Dear passer by,
I know what you think you saw. I could tell by the look in your eyes. The curl of your lip. The way you turned to your friend, muttered something, shook your head.
You saw a kid in muddy clothes, pulling violently on a tree branch, shouting and screeching. Little vandal. I’ll bet she’s a handful in the classroom, if she even goes to school.
You saw a Mom standing and watching, phone in hand, taking photographs, laughing. What a terrible parent. Can’t she teach that child to respect nature? Can’t she stop her being so destructive. It’s no wonder the child behaves the way she does.
You saw me.
You saw my daughter.
You saw us out on a walk.
Melon is autistic. She’s 5. She’s had probably the roughest week on record since her diagnosis 10 months ago. Imagine her as a cup which is always half-full of anxiety. Life events, change, the environment and stress help that cup to fill up with anxiety till it overflows. It’s called a meltdown.
You didn’t see a meltdown. The meltdown happened yesterday, and the day before, and this evening.
We did that same walk yesterday. If you’d been there, you’d have seen Melon screaming, wearing shorts because she couldn’t bear the feeling of clothes on her legs. You’d have seen her constantly dropping to her knees to obsessively touch the floor and her ankles – it’s a ritualised behaviour that she uses to try and manage her anxiety. You’d have seen me powerless to stop except by hugging her tight and wrapping my coat around her like a shield.
You’d also have seen Melon refusing to turn round and go home, because she loves to walk. She loves to pick blackberries. She loves nature. You’d have seen her push herself to do something she wanted, employing every coping mechanism she knew.

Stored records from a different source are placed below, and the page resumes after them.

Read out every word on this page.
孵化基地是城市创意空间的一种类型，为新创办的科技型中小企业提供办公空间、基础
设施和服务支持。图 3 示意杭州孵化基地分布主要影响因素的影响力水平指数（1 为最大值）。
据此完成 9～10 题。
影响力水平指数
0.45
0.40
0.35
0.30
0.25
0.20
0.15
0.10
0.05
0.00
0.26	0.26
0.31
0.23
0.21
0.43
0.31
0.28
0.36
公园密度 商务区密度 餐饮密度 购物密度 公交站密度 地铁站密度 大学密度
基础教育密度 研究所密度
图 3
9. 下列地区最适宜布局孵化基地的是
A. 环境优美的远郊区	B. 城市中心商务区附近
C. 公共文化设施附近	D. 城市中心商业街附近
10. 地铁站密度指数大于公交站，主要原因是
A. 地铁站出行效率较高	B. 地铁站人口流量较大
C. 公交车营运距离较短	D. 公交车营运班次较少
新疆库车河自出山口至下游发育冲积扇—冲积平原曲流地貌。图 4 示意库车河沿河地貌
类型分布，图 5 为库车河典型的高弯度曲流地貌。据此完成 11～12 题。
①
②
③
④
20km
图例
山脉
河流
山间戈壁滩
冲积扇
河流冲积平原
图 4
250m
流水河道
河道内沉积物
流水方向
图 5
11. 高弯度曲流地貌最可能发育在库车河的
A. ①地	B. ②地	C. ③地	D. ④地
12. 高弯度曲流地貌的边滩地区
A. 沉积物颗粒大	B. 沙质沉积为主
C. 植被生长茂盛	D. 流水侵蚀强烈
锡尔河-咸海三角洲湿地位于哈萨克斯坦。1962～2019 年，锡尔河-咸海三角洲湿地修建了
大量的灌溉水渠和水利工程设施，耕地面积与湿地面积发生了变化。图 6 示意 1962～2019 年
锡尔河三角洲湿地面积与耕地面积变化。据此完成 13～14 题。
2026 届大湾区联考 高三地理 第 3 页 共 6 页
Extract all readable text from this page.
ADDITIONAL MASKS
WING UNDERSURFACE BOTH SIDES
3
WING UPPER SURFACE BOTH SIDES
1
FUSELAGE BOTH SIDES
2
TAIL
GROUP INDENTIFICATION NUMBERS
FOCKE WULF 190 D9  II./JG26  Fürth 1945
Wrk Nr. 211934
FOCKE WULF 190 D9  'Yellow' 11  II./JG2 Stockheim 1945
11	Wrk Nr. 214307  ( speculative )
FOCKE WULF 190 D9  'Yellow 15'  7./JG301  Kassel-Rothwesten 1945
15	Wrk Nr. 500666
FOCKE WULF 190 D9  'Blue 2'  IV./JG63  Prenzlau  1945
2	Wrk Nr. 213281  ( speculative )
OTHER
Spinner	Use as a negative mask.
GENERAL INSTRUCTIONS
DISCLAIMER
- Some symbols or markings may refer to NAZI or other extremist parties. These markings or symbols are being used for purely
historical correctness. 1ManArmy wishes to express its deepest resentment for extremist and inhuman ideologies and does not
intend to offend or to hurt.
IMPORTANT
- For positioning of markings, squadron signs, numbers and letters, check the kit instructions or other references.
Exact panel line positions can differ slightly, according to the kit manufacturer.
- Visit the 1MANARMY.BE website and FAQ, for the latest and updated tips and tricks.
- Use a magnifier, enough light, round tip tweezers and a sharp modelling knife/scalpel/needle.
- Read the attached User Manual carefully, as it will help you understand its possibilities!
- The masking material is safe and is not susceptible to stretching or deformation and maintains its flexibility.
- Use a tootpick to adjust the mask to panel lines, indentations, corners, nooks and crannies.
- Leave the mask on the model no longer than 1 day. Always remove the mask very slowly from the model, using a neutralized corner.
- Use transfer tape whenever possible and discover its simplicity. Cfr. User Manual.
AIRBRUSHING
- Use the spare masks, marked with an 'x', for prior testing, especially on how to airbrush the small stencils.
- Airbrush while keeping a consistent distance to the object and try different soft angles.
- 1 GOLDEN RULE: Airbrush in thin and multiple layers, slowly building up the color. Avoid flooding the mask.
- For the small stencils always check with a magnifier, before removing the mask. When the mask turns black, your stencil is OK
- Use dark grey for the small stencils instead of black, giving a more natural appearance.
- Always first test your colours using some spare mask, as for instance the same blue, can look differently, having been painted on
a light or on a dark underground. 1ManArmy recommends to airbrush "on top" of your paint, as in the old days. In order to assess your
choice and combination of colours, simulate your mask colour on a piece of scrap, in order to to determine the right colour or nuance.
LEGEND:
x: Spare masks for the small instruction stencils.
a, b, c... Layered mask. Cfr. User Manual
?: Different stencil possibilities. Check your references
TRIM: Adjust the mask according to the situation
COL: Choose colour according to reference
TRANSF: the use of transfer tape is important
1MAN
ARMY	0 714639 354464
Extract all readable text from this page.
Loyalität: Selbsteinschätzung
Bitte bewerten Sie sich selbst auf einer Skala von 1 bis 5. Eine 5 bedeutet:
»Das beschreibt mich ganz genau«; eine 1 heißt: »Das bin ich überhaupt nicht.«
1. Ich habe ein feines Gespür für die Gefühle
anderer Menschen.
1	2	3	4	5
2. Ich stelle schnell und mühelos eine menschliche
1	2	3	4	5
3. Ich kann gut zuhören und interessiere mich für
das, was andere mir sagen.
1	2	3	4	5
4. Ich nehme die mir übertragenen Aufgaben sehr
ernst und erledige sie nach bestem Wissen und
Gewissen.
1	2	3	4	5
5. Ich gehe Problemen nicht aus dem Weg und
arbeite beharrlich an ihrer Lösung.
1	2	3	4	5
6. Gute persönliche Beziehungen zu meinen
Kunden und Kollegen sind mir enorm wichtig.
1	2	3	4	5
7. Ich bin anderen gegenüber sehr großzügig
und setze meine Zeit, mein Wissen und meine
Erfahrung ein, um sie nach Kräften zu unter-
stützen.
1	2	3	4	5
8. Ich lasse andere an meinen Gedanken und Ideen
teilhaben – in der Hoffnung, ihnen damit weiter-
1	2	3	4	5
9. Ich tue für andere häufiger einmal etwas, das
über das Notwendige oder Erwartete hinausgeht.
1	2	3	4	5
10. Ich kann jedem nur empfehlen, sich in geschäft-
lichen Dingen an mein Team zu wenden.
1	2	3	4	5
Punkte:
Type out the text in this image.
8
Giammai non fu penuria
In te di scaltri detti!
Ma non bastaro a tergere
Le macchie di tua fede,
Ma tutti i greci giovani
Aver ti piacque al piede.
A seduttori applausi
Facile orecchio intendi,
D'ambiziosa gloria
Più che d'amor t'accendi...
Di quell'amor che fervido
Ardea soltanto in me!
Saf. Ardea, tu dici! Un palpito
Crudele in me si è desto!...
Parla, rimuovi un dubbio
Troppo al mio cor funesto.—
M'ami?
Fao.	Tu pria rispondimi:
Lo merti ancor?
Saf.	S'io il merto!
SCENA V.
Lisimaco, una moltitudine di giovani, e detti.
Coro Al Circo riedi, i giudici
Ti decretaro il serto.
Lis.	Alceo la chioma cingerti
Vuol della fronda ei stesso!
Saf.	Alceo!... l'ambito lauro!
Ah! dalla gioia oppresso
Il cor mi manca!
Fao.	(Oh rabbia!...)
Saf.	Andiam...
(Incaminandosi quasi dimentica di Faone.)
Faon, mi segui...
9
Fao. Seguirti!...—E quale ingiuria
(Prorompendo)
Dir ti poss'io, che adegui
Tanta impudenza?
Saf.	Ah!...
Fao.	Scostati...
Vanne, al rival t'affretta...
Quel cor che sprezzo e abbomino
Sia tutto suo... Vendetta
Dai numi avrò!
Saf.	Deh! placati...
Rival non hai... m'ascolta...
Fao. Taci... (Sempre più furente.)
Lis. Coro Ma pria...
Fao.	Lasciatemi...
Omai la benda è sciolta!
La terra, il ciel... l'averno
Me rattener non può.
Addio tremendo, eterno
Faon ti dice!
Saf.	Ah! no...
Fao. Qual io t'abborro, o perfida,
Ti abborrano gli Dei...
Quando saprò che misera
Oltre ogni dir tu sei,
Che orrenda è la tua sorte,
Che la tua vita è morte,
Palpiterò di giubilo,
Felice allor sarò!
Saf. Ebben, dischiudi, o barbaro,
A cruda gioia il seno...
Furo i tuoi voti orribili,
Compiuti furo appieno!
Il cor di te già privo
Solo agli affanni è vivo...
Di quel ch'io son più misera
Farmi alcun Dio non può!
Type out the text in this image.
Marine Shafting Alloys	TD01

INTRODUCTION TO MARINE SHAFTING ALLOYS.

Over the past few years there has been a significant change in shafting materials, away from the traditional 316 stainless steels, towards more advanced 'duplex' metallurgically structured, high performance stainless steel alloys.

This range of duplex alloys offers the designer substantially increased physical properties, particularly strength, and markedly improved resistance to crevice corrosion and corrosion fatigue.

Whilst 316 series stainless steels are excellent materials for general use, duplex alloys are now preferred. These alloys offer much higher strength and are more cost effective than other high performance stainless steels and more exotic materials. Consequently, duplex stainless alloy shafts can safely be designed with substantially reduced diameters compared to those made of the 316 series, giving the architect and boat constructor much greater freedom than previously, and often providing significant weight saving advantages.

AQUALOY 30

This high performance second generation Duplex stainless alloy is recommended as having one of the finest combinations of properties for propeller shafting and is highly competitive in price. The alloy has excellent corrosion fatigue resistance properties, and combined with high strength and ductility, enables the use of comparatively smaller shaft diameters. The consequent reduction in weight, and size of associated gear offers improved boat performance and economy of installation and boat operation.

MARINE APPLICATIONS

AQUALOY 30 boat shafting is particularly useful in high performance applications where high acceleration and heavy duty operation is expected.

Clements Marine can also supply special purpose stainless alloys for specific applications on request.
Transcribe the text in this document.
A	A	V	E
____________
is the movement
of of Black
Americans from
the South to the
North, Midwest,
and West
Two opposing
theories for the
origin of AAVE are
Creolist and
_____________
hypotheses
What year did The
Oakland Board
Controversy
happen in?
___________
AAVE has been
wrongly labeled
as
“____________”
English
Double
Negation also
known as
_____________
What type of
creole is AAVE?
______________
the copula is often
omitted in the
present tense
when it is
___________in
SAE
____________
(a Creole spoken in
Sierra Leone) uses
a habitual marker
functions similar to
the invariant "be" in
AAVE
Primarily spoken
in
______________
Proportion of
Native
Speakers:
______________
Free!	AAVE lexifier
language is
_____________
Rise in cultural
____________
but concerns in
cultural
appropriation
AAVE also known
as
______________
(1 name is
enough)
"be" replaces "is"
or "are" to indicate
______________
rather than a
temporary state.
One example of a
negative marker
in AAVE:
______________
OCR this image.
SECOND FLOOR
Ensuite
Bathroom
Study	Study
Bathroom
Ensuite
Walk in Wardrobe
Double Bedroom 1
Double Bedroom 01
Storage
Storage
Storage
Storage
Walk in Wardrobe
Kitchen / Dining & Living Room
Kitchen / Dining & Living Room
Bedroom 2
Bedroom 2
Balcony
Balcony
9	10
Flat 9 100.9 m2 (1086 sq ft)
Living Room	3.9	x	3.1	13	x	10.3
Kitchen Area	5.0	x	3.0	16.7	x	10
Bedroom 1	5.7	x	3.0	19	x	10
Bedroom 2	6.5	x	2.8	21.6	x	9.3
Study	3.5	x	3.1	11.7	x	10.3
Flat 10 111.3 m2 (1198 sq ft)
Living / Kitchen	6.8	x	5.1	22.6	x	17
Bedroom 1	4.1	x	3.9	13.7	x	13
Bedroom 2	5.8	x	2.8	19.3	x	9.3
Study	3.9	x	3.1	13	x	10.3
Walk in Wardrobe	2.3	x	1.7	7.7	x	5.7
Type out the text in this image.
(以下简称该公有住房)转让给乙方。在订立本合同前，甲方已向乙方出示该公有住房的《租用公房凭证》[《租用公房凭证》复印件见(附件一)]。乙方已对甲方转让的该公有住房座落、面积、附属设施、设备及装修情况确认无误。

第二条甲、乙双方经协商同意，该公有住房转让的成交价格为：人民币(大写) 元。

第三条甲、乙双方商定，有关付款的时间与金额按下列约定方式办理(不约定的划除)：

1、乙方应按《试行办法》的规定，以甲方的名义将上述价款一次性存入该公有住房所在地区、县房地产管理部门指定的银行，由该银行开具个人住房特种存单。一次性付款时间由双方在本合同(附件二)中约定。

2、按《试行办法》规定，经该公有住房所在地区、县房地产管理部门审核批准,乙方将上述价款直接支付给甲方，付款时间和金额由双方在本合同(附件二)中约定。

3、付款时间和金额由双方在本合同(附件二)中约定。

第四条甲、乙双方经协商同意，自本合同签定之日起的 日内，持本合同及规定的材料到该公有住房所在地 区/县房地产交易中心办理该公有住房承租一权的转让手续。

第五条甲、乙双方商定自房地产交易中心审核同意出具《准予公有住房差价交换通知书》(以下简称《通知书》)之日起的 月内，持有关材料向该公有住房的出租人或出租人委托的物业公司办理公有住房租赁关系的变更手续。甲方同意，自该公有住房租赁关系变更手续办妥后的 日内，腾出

We’ve done that same walk a lot this summer. Melon has been anxious because school has been on a break. She’s been anxious because school is starting again. Her routine is blown to pieces, her sleep has been disrupted. The weather has been too hot, the lights have been too bright. That same walk, has been a thing that gave her a sense of routine. Now do you see why it was so important for us to go on it?
Come back to today.
What did you see? – Melon pulling on that tree. Why? – Because she’s realised that the branch is strong enough to take her weight, and if she leans back she can bounce and swing off it. She is seeking sensory input. Her senses – sight, smell, touch, balance, sound, taste, spatial awareness – need constant stimulation and input, the way a dry, thirsty mouth needs water. This is part of autism. It is more intense when she is anxious. Swinging on the tree helps her get that input. It helps her manage that anxiety. The noises she is making are her expressions of happiness and joy, and her way of creating sound to block out unwanted sounds.
You saw me taking pictures because she was so happy, she’d figured out something that felt good, I wanted to record the moment for my blog.
Melon isn’t ill. We don’t want or need your pity.
Autism isn’t a disease, it’s part of the way Melons brain is wired – part of her neurology. It throws up challenges every day, that require Melon and those who love her to adapt, adjust, innovate, learn new ways to cope and to communicate. Despite the hard parts, Nd the sad parts, I would not wish Melon to be anything other than who or what she is – my beautiful, hard working, determined little girl.
I do wish one thing though. I wish you would read this, understand it, and stop the judgemental looks and comments. Show some understanding, show some acceptance.